The panel will highlight several key aspects of genocide such as gender, the role of the military and paramilitary forces, ideologically-driven revisionist state history and genocide denial and how genocide is understood, remembered and represented in the arts.

Long abstract:

The Armenian Genocide is often described as a prototype for other genocides of the 20th century. The Armenian massacres occurred in the Ottoman Empire (now Turkey) during WW I and the immediate post-war years. From a population of just over two million persons, a million and half Armenians perished from forced mass deportations, starvation, disease and massacres. The legal term 'crimes against humanity' emerged in 1915 during the efforts of the world leaders to 'describe the indescribable'. The Polish jurist Raphael Lemkin was profoundly moved by such mass deportations and killings and eventually created the term genocide.
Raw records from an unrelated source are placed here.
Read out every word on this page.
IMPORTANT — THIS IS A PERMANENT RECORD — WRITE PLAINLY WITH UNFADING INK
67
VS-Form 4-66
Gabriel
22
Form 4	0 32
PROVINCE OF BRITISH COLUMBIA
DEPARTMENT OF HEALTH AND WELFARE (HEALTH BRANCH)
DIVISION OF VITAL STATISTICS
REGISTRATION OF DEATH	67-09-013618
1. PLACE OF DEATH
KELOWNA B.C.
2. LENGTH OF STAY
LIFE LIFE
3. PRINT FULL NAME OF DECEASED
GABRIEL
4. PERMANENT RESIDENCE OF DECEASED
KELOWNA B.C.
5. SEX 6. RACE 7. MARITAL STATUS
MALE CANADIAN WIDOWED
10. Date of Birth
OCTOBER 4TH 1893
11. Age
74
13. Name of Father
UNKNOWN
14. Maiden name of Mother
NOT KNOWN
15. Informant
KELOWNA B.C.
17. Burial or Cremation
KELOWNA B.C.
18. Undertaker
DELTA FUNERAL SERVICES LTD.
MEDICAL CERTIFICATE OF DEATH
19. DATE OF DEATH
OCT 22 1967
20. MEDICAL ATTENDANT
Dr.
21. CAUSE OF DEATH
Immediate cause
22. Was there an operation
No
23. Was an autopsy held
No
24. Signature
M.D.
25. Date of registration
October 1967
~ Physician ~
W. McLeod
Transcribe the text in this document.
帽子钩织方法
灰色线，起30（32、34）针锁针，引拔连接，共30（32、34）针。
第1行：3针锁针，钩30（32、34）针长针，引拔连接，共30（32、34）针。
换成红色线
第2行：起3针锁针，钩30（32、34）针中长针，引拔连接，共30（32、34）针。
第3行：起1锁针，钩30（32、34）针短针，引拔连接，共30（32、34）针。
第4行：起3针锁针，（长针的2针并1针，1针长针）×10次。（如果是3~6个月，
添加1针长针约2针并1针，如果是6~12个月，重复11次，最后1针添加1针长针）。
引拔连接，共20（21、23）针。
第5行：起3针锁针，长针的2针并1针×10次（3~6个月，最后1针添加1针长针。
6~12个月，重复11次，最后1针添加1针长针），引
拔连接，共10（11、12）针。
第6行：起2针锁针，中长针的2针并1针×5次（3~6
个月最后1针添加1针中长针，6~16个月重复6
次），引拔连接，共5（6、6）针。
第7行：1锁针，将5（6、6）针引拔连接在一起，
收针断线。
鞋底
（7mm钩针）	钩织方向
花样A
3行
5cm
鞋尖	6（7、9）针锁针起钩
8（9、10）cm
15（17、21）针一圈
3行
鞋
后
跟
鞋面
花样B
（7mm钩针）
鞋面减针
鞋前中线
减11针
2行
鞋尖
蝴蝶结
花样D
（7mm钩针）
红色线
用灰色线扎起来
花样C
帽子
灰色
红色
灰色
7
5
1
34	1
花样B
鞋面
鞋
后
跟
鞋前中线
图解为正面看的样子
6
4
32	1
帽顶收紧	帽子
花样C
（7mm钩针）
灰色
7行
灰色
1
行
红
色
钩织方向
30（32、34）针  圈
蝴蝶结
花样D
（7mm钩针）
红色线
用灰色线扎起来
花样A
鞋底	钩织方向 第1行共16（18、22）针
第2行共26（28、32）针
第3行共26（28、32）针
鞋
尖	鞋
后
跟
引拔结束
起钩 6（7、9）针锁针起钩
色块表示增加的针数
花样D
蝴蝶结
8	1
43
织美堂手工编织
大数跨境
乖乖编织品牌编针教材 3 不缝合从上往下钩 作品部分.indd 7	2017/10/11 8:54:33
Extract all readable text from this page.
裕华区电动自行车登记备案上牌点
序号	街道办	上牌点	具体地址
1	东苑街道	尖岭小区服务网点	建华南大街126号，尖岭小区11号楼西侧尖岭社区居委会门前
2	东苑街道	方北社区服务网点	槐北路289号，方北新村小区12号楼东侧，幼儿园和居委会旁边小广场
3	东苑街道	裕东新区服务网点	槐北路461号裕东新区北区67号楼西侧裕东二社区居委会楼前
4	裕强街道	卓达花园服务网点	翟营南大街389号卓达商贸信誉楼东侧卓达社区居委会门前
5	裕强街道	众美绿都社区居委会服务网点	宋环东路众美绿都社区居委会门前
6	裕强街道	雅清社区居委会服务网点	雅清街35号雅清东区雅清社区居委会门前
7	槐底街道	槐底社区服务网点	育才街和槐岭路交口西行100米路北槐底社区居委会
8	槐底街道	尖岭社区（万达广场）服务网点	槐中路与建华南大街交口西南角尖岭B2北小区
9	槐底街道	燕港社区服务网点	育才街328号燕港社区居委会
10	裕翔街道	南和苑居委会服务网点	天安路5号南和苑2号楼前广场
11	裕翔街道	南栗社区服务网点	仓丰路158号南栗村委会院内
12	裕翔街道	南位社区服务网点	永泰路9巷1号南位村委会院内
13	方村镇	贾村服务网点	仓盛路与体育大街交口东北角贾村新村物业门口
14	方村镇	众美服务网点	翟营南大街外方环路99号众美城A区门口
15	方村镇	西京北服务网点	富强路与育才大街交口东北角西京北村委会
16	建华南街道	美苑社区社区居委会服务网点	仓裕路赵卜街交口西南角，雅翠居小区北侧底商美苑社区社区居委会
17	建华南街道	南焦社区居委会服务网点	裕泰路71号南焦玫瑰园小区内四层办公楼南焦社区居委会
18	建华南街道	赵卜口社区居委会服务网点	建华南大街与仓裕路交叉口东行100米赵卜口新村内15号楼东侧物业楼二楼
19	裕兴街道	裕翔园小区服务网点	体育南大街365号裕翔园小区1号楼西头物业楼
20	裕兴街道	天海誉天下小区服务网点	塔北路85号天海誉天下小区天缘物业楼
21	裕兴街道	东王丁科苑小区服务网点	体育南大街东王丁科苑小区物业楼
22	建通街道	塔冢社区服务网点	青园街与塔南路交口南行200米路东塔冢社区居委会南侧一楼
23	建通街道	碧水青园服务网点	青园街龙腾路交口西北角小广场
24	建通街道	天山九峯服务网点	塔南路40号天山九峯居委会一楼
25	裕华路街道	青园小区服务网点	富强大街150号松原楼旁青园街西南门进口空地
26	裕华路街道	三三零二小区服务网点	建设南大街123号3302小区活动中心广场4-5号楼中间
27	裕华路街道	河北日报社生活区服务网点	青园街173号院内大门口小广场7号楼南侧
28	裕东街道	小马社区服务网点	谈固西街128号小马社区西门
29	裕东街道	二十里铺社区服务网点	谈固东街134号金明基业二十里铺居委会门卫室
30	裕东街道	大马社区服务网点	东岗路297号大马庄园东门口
Unfortunately, the subsequent decades of the 20th and 21st centuries have witnessed even more state-sponsored mass atrocities that have included war crimes, crimes against humanity and genocide. Often the three sets of criminal acts are intertwined for complex reasons. This panel raises key questions on how genocide is understood, remembered and represented in the arts (literature, film, paintings, songs and other media). The panel will highlight several key aspects of genocide such as gender, the role of the military and paramilitary forces, ideologically-driven revisionist state history and genocide denial. The panel notes the interdisciplinary nature of genocide studies and encourages anthropological and ethnographic researchers to utilize their analytical frameworks to study the enormous and multi-dimensional impact of genocide.